3-year personal loan | 5-year personal loan | |
---|---|---|
Estimated monthly payment | $362 plus fees | $254 plus fees |
Total interest paid | $3,014.86 | $5,236.06 |
Benefits of long-term personal loans
Before you move forward with a long-term personal loan, here are some benefits to consider when deciding if it’s the right choice for you:
- Funding for important expenses: A long-term personal loan can cover expenses that can’t wait, including car and home repairs or medical and vet bills. They can also fund planned purchases like a car, a home renovation, vacation or wedding.

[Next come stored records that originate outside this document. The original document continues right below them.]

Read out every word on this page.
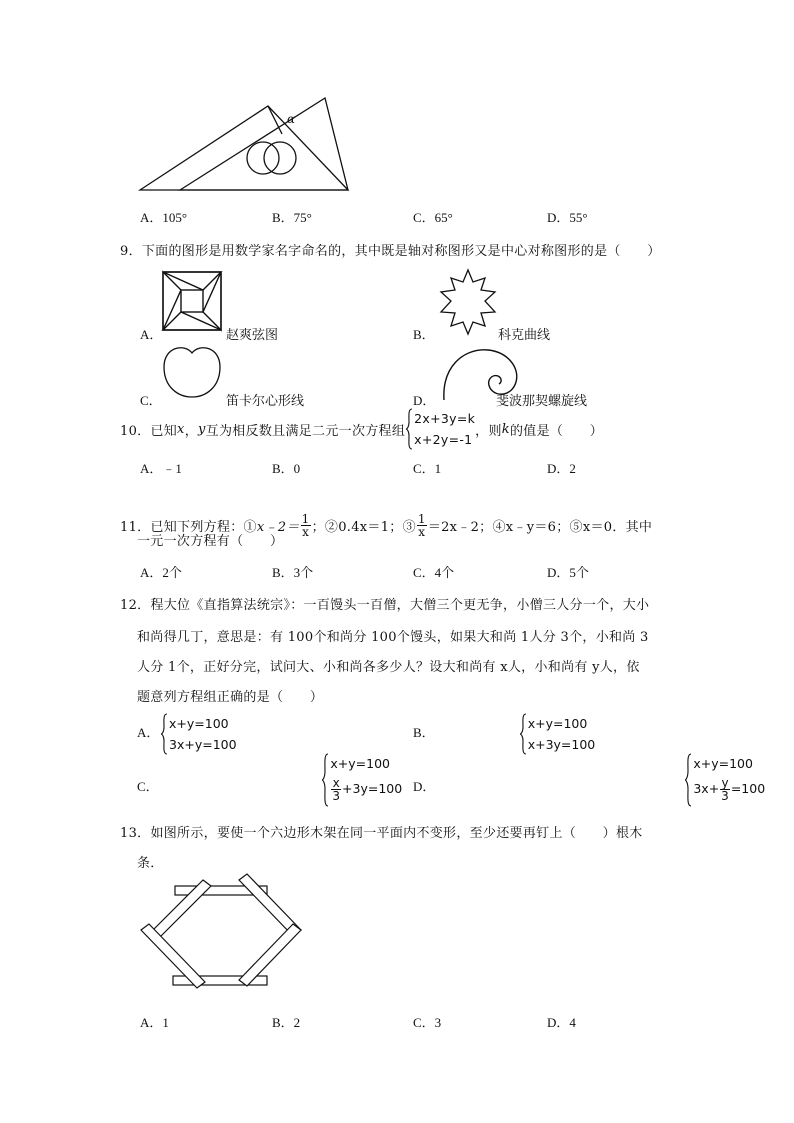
α
A．105°	B．75°	C．65°	D．55°
9．下面的图形是用数学家名字命名的，其中既是轴对称图形又是中心对称图形的是（　　）
A．	赵爽弦图	B．	科克曲线
C．	笛卡尔心形线	D．	斐波那契螺旋线
10．已知 x ， y 互为相反数且满足二元一次方程组
2x+3y=k
x+2y=-1
，则 k 的值是（　　）
A．﹣1	B．0	C．1	D．2
11．已知下列方程：① x﹣2＝ $\frac{1}{x}$ ；②0.4x＝1；③ $\frac{1}{x}$ ＝2x﹣2；④x﹣y＝6；⑤x＝0．其中
一元一次方程有（　　）
A．2个	B．3个	C．4个	D．5个
12．程大位《直指算法统宗》：一百馒头一百僧，大僧三个更无争，小僧三人分一个，大小
和尚得几丁，意思是：有 100个和尚分 100个馒头，如果大和尚 1人分 3个，小和尚 3
人分 1个，正好分完，试问大、小和尚各多少人？设大和尚有 x人，小和尚有 y人，依
题意列方程组正确的是（　　）
A．
x+y=100
3x+y=100

B．
x+y=100
x+3y=100

C．
x+y=100
$\frac{x}{3} +3y=100$
D．
x+y=100
$3x+ \frac{y}{3} =100$
13．如图所示，要使一个六边形木架在同一平面内不变形，至少还要再钉上（　　）根木
条．
A．1	B．2	C．3	D．4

- Easy application process: In many cases, you can apply for a long-term personal loan online and receive a response in minutes. You won’t have to wait days or weeks for a decision.
- Affordable monthly payments: When you spread your loan repayment over a longer period, your monthly payments will be smaller and more manageable, but remember, you’ll pay more interest in the long run.
- Fast funding times: Depending on the lender, you may receive your funds the same day you get approved or in a few business days. At OneMain, for example, you can often get your money as soon as 1 hour after loan signing.
Fund your goals with a long-term personal loan
If you’re facing a large expense and need a loan with smaller monthly payments, a long-term personal loan might be worth exploring, especially if you’ve exhausted alternatives like short-term loans, home equity loans or loans from friends and family. While the time it takes to repay the loan may be a bit longer, the predictability of fixed terms and affordable payments may make a long-term loan the right option for you, depending on your needs and budget. Each type of loan has its own eligibility requirements, costs and associated risks. As always, it’s important to consider your needs and financial situation before deciding which option is best for you.
Sources
1 https://www.experian.com/blogs/ask-experian/how-to-choose-the-best-loan-term-for-your-needs/
2 https://www.bankrate.com/loans/personal-loans/risks-of-short-term-loans/
This article is for general education and informational purposes, without any express or implied warranty of any kind, including warranties of accuracy, completeness, or fitness for any purpose and is not intended to be and does not constitute financial, legal, tax, or any other advice. Parties (other than sponsored partners of OneMain Financial (OMF)) referenced in the article are not sponsors of, do not endorse, and are not otherwise affiliated with OMF.